No election is perfect. A local election official once described Election Day as “Putting on 90 weddings, in 90 different venues, with temporary workers who only do this once every couple of years.” The logistics are complex and the human interactions unpredictable, so much so that you come to expect some unanticipated long lines and some fat-fingering of data that changes (innocently, not nefariously) result numbers somewhere along the line.
This year, election officials were dealing with a global pandemic and all the uncertainties of holding elections under those circumstances, the threat of foreign interference, rampant disinformation about elections propagated by those at the very top, and unprecedented voter turnout. And in spite of all of that, this is the closest to a perfectly administered election that I’ve ever seen.
Sure, there were some isolated issues. There always are. But really, they were pretty small and nothing out of the ordinary. In Michigan, two counties experienced errors in result reporting initially, one due to the failure to update result reporting software and the other to an inadvertent counting of absentee ballots twice, both of which were caught and quickly rectified. The system worked as it’s supposed to. A bruhaha about using sharpies to mark ballots in Maricopa County, Arizona was overblown, as the way the ballots had been designed prevented the possibility of bleed-through and miscounting. There was a glitch with electronic poll books in Franklin County, Ohio where a file containing early voting information was too large to load. The county promptly reverted to paper poll books, the backup when these things happen (because they do sometimes).
But the most common way I’ve heard election officials describe this election? “Pretty smooth.”
We may learn more in the coming months, but so far it doesn’t look like we were the victims of foreign interference, and certainly not to the extent of 2016, when foreign adversaries directly targeted statewide voter registration databases in states and a number of election technology providers (for a deep dive into what happened in 2016 see the report on Russian Active Measures Campaigns and Interference in the 2016 U.S. Election from the Select Committee on Intelligence United States Senate). While no votes were changed in 2016, foreign interference revealed vulnerabilities in our systems and election officials have worked hard over the last four years to close those gaps. The fact that we didn’t see this type of interference in 2020 is a testament to the hard work and coordination between state and local election officials and the federal Cybersecurity & Infrastructure Security Agency (CISA). Election officials all over the country have taken crash courses in cybersecurity, beefed up internal security measures, and are sharing information like never before.
Disinformation and misinformation (yes, they’re different things) were also a real risk this election. And while we’ve definitely seem the spread of misinformation, particularly related to counting votes after the election, we’ve also seen the media take its time and get the language of vote counting right, social media networks flag inaccurate statements, and local election officials actively getting ahead of the narrative. This is a coordinated effort—but again, credit is due to CISA and its Rumor Control site for outlining the facts of how election administration works in the U.S., and challenging those who spread misinformation.
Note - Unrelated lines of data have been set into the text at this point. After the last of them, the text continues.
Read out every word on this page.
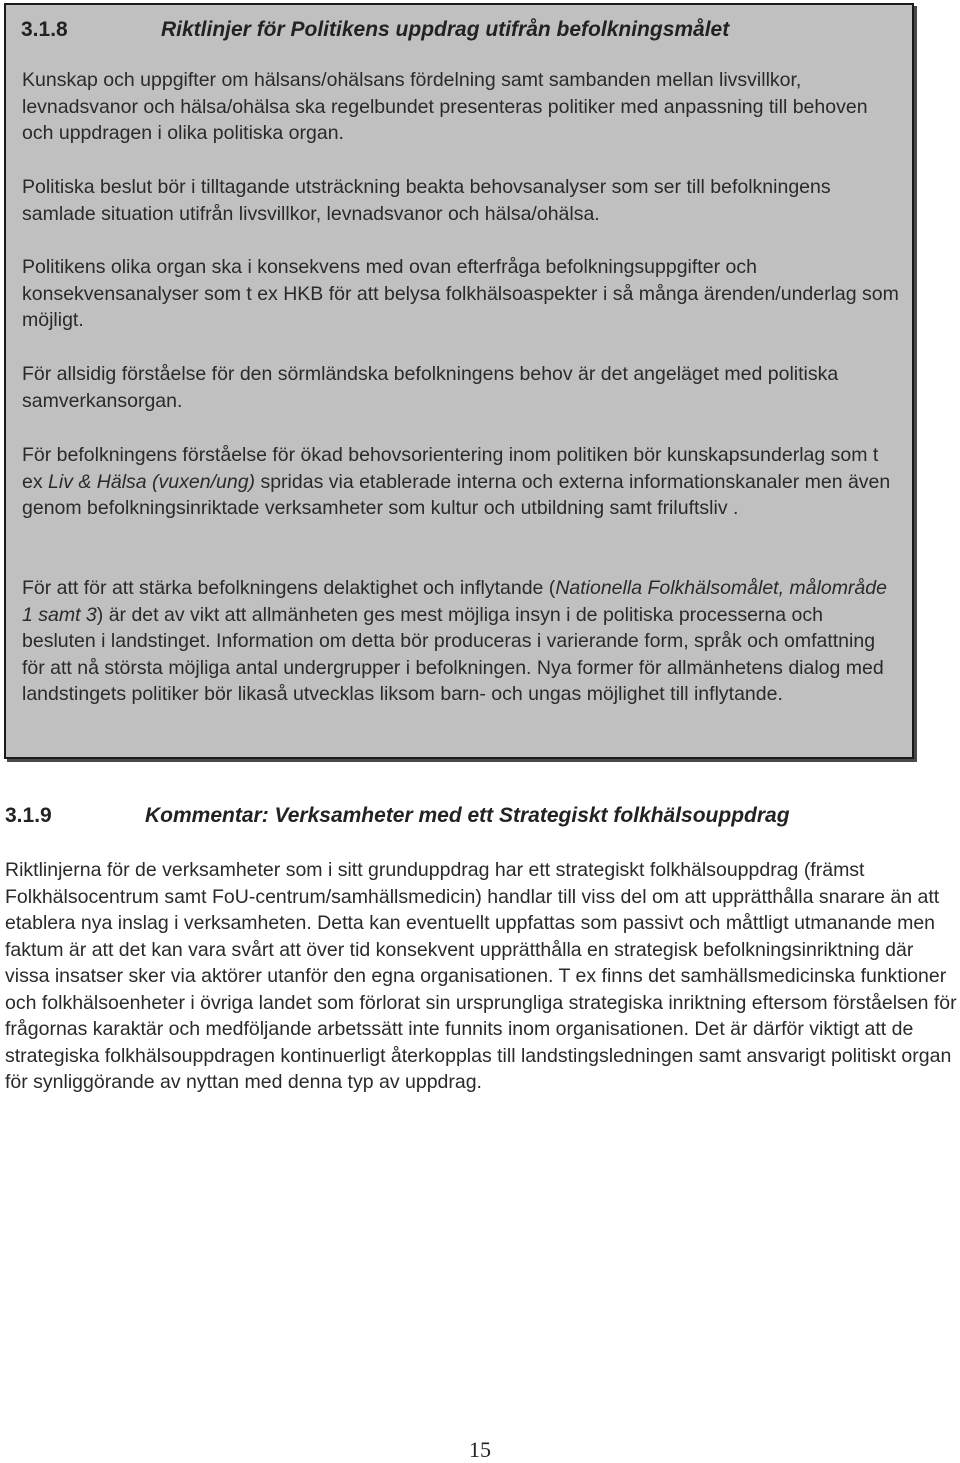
3.1.8	Riktlinjer för Politikens uppdrag utifrån befolkningsmålet

Kunskap och uppgifter om hälsans/ohälsans fördelning samt sambanden mellan livsvillkor, levnadsvanor och hälsa/ohälsa ska regelbundet presenteras politiker med anpassning till behoven och uppdragen i olika politiska organ.

Politiska beslut bör i tilltagande utsträckning beakta behovsanalyser som ser till befolkningens samlade situation utifrån livsvillkor, levnadsvanor och hälsa/ohälsa.

Politikens olika organ ska i konsekvens med ovan efterfråga befolkningsuppgifter och konsekvensanalyser som t ex HKB för att belysa folkhälsoaspekter i så många ärenden/underlag som möjligt.

För allsidig förståelse för den sörmländska befolkningens behov är det angeläget med politiska samverkansorgan.

För befolkningens förståelse för ökad behovsorientering inom politiken bör kunskapsunderlag som t ex Liv & Hälsa (vuxen/ung) spridas via etablerade interna och externa informationskanaler men även genom befolkningsinriktade verksamheter som kultur och utbildning samt friluftsliv .

För att för att stärka befolkningens delaktighet och inflytande (Nationella Folkhälsomålet, målområde 1 samt 3) är det av vikt att allmänheten ges mest möjliga insyn i de politiska processerna och besluten i landstinget. Information om detta bör produceras i varierande form, språk och omfattning för att nå största möjliga antal undergrupper i befolkningen. Nya former för allmänhetens dialog med landstingets politiker bör likaså utvecklas liksom barn- och ungas möjlighet till inflytande.

3.1.9	Kommentar: Verksamheter med ett Strategiskt folkhälsouppdrag

Riktlinjerna för de verksamheter som i sitt grunduppdrag har ett strategiskt folkhälsouppdrag (främst Folkhälsocentrum samt FoU-centrum/samhällsmedicin) handlar till viss del om att upprätthålla snarare än att etablera nya inslag i verksamheten. Detta kan eventuellt uppfattas som passivt och måttligt utmanande men faktum är att det kan vara svårt att över tid konsekvent upprätthålla en strategisk befolkningsinriktning där vissa insatser sker via aktörer utanför den egna organisationen. T ex finns det samhällsmedicinska funktioner och folkhälsoenheter i övriga landet som förlorat sin ursprungliga strategiska inriktning eftersom förståelsen för frågornas karaktär och medföljande arbetssätt inte funnits inom organisationen. Det är därför viktigt att de strategiska folkhälsouppdragen kontinuerligt återkopplas till landstingsledningen samt ansvarigt politiskt organ för synliggörande av nyttan med denna typ av uppdrag.

15
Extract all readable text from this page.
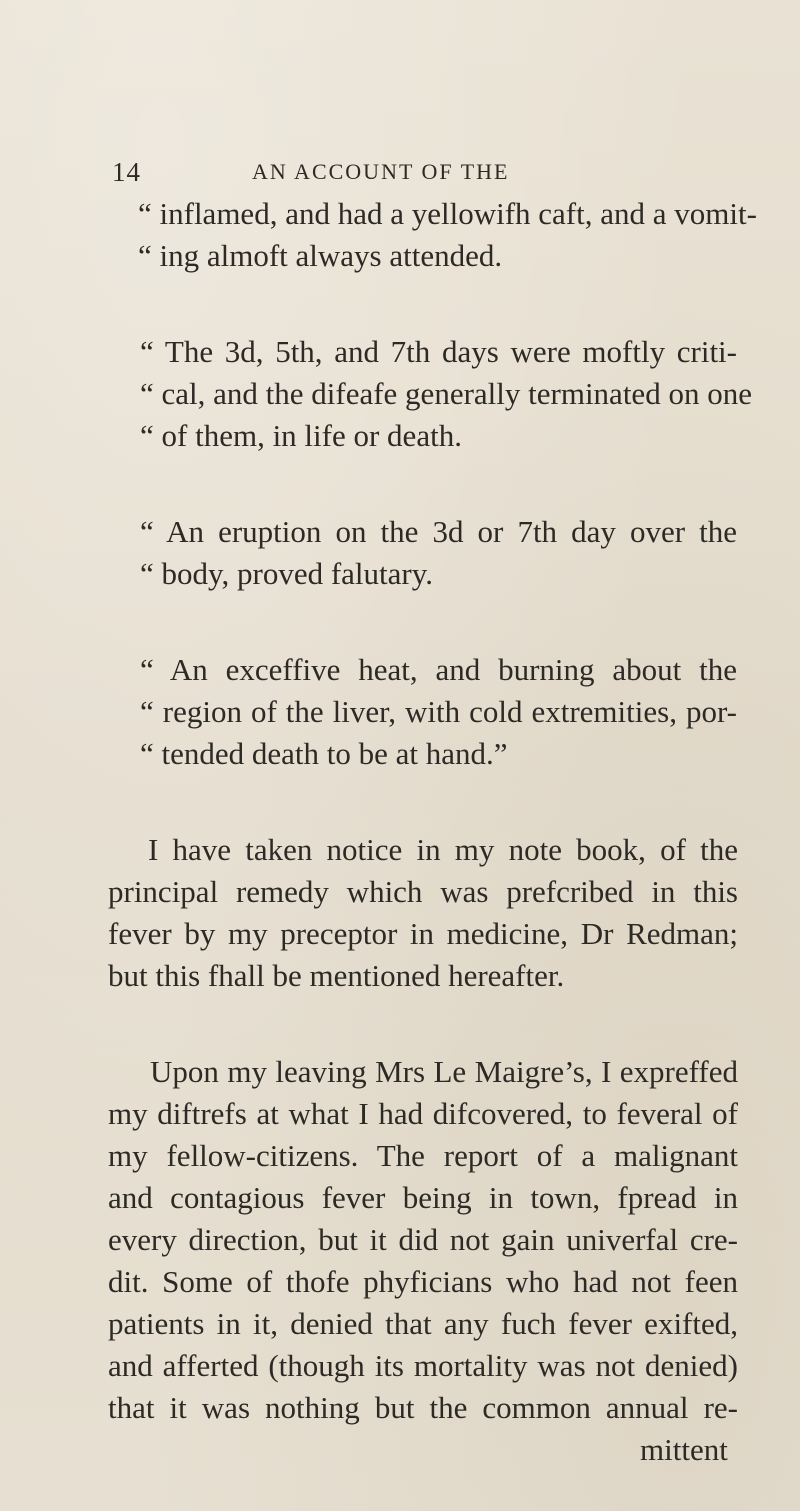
14	AN ACCOUNT OF THE
“ inflamed, and had a yellowifh caft, and a vomit-
“ ing almoft always attended.
“ The 3d, 5th, and 7th days were moftly criti-
“ cal, and the difeafe generally terminated on one
“ of them, in life or death.
“ An eruption on the 3d or 7th day over the
“ body, proved falutary.
“ An exceffive heat, and burning about the
“ region of the liver, with cold extremities, por-
“ tended death to be at hand.”
I have taken notice in my note book, of the
principal remedy which was prefcribed in this
fever by my preceptor in medicine, Dr Redman;
but this fhall be mentioned hereafter.
Upon my leaving Mrs Le Maigre’s, I expreffed
my diftrefs at what I had difcovered, to feveral of
my fellow-citizens. The report of a malignant
and contagious fever being in town, fpread in
every direction, but it did not gain univerfal cre-
dit. Some of thofe phyficians who had not feen
patients in it, denied that any fuch fever exifted,
and afferted (though its mortality was not denied)
that it was nothing but the common annual re-
mittent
The most heart-warming thing for me this election cycle was the hashtag #ElectionHeroes. I’ve always known that election officials are heroes, the most dedicated and hard-working government officials out there. I’ve loved seeing them highlighted and celebrated this year, though, as they faced down quarantines due to COVID-19, aggressive poll watchers, and conspiracy theories. Election officials, poll workers and ballot counters all over the country showed grit, grace under fire, and an unwavering determination to continue our great democracy. We should all be proud.